It was so...foreign to me, the concept of talking about this. And to be honest, I didn't know where to start; it didn't really have a definite beginning after all. And I told him that.

"It doesn't really have a starting. It just sort of...did. I dunno, I didn't really know what it was because it's always kind of been there all along."

And as I spoke, I felt myself remembering those moments all over again.

"I guess it started out innocently enough. I was quite a bright child - all creative and cheerful and curious about everything and all that. My parents were so happy and they put me into music training and all these things really young and I was actually really into those stuff, so it was great...atleast until I was 12. And then, it all just changed."

As the words left my mouth, I even found myself remembering the exact year, 2009 to be precise, when everything fell to shambles.

"I wasn't happy anymore, my grades started slipping and the curiosity morphed into a sort of mania that started taking over and buggered up my mind. I started thinking too much; about anything and everything, and all at once. They - the thoughts - never left my mind alone. They were always, ALWAYS, with me. Even when I was sleeping.

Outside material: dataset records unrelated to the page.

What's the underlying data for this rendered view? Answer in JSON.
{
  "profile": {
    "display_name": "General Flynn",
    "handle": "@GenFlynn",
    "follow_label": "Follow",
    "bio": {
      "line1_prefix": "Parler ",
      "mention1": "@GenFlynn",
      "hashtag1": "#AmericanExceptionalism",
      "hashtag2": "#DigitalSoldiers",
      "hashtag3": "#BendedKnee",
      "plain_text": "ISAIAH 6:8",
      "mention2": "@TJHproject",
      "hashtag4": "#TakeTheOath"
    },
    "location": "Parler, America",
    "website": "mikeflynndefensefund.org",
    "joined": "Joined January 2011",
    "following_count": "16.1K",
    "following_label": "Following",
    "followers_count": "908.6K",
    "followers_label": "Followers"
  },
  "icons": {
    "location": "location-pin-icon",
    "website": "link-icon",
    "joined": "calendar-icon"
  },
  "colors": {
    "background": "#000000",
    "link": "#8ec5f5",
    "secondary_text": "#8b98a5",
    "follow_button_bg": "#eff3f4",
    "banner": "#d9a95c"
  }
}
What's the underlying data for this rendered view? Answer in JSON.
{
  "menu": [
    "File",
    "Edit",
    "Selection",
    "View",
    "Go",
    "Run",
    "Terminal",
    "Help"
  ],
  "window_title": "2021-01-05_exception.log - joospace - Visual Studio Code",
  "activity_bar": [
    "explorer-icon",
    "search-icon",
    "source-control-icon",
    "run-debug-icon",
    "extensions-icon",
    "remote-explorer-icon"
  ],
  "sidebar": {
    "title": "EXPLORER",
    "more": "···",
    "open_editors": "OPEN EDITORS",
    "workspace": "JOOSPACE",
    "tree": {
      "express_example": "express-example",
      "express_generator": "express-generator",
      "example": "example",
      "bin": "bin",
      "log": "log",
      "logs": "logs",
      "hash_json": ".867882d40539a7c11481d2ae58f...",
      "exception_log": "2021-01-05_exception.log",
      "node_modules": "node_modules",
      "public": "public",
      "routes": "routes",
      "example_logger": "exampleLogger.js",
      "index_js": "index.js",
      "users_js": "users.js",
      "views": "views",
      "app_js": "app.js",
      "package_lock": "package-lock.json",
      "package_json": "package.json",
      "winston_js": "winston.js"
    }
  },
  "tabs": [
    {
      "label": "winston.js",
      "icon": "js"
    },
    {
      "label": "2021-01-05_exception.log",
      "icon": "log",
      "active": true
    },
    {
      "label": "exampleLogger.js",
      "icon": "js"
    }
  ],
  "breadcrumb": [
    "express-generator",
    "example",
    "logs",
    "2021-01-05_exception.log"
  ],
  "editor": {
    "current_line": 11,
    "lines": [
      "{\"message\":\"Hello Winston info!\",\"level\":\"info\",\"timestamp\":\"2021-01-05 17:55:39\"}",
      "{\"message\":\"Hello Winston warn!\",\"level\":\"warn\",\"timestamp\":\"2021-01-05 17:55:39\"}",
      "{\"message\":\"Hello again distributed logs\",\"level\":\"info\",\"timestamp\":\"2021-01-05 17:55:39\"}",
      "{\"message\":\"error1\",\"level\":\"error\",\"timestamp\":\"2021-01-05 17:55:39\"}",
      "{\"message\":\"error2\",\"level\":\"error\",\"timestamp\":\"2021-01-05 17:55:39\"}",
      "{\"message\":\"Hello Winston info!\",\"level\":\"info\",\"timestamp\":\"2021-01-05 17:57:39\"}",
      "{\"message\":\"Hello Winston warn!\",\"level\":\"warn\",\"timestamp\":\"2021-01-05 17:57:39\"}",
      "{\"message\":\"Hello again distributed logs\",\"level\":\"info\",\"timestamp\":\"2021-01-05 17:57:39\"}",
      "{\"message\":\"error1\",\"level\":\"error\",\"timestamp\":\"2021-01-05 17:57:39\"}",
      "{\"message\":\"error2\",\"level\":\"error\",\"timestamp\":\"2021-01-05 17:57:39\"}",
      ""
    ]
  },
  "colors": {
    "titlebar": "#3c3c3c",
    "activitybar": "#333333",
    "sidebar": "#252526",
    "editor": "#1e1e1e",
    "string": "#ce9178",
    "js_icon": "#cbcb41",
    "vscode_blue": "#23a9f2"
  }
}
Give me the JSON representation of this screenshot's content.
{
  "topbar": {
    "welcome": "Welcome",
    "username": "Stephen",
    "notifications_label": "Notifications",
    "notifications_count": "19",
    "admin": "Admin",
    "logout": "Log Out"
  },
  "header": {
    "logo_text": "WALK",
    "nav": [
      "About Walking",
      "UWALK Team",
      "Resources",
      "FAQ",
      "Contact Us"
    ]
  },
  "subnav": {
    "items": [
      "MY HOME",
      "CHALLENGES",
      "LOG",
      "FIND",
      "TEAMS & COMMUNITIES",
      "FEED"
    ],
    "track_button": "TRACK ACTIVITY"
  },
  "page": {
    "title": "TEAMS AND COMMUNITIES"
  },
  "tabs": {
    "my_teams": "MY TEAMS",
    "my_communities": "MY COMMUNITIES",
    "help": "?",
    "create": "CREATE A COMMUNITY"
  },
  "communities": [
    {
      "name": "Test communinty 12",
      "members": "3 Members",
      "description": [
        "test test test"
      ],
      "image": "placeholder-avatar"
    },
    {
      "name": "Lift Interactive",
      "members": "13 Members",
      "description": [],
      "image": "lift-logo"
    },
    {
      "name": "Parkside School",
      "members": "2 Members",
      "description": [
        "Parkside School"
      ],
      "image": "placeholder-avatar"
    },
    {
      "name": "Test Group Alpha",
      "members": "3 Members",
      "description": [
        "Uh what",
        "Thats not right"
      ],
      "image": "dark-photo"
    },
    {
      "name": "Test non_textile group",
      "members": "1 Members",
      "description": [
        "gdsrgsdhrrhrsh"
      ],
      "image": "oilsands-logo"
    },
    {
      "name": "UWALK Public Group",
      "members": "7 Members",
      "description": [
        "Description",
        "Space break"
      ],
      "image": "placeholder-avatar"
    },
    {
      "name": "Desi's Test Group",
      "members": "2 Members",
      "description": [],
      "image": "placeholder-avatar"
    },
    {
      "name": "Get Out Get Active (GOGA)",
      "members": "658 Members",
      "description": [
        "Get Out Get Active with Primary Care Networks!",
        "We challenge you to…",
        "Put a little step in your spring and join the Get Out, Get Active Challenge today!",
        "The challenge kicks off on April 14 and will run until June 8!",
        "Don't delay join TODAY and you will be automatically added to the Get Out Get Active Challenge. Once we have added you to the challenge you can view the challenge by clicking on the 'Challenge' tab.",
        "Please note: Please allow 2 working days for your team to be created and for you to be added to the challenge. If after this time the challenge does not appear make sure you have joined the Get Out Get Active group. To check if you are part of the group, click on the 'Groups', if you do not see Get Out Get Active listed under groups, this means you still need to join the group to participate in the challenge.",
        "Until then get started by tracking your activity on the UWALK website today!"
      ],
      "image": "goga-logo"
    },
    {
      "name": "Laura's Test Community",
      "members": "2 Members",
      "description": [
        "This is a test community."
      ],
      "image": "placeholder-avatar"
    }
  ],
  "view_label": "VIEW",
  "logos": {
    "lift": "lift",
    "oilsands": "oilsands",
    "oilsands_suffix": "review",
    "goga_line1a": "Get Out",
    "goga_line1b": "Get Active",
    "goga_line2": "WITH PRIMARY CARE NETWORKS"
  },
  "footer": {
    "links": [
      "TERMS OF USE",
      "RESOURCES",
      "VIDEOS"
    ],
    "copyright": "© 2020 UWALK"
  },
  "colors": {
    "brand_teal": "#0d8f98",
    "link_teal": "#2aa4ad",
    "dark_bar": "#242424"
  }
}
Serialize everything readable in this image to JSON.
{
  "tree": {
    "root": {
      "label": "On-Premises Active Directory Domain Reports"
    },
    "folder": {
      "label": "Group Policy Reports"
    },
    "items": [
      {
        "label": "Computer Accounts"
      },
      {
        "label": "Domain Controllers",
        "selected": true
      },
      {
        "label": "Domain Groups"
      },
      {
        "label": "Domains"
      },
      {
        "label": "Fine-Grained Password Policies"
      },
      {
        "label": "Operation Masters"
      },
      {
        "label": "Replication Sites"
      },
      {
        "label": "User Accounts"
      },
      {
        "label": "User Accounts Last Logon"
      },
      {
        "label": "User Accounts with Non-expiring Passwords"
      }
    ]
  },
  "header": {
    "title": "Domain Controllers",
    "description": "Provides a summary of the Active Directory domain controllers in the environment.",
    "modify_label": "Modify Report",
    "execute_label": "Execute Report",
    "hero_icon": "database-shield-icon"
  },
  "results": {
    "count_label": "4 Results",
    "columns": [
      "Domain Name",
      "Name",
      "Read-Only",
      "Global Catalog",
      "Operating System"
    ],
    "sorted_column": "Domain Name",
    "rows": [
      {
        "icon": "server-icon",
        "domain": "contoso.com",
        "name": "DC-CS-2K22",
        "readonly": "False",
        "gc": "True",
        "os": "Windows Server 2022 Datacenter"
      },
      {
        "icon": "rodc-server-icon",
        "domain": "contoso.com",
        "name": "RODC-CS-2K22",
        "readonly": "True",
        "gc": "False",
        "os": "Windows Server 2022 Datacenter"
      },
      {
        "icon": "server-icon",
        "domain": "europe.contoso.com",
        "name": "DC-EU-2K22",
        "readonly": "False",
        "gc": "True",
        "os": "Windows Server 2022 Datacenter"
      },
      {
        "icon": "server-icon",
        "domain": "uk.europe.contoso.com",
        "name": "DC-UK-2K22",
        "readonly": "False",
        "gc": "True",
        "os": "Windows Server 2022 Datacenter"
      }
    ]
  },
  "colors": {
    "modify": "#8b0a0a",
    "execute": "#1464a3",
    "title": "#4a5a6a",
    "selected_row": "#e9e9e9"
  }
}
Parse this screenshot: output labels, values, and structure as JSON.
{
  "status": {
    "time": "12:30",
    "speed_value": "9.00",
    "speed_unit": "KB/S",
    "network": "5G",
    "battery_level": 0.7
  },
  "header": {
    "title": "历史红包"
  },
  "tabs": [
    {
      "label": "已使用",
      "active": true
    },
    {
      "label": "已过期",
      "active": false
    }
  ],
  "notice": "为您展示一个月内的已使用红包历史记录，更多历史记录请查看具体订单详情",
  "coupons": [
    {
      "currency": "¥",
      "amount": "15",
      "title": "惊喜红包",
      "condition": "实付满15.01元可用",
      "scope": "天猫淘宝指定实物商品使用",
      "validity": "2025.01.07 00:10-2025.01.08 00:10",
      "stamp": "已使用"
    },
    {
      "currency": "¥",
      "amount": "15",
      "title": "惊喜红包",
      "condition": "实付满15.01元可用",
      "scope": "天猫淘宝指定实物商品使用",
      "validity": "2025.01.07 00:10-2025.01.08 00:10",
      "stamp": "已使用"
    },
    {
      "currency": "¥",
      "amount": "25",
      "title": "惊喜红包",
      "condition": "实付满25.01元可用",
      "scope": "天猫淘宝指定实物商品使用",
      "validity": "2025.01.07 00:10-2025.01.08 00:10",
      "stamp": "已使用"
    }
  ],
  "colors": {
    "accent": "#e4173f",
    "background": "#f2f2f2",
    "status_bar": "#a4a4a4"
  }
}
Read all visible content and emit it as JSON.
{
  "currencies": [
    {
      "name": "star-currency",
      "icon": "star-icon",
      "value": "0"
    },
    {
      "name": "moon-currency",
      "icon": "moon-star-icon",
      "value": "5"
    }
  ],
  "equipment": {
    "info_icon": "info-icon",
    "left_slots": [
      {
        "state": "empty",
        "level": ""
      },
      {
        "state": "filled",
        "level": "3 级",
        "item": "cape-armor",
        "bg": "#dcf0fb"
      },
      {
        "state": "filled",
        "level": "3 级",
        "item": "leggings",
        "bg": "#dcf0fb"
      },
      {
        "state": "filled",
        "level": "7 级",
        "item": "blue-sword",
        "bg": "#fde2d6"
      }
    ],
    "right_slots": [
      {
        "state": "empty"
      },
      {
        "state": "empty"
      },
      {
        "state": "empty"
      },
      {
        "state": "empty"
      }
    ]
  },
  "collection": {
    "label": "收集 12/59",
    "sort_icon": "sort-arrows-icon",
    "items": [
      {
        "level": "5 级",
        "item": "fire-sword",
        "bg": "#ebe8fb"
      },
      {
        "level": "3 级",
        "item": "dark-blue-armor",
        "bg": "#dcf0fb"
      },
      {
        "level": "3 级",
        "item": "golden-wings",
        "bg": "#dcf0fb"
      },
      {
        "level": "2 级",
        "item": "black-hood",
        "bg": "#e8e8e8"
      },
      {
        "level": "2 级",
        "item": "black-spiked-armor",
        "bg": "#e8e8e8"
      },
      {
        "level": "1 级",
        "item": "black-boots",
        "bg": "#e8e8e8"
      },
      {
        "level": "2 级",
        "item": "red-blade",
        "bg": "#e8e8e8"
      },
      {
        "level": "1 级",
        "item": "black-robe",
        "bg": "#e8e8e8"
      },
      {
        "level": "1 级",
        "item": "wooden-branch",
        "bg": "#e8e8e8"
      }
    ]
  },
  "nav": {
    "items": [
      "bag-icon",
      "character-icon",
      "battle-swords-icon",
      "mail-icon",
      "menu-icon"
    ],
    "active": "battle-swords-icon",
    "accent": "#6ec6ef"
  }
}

"It didn't bother me at first mainly because I hadn't noticed that something had changed. I always thought too much anyway and so, it didn't seem any different. But it WAS different. And that was around the time I started feeling depressed... I didn't really acknowledge that one either so it went on like this for maybe...3 years before it got much worse.

"The thing that really set it off was something really simple - a move. Moving out of London, into Wolverhampton. That set it off. And then, it was just pure chaos. Sometimes I'd be mad enough to want to kill. And other times I'd be so happy that I can't see straight. I even tried to tell my parents but I suppose they couldn't...understand. So, I found another way - the alcohol. I took it from the cellar one day and I just drank it. It numbed my head until I couldn't think straight. And since I couldn't think straight, my mind didn't latch on to a hundred things to be happy about or a thousand things to be sad about."

A wry smile graced my lips as I talked about alcohol. It was always bittersweet. It shut down the thoughts but it always increased the mood swings until they switched back and forth in an ultradian pace that was too fast for me to even notice. They weren't as intense as...say, a full-blown episode, but they were still there. And I had to fight my hardest to keep myself in the normal zone.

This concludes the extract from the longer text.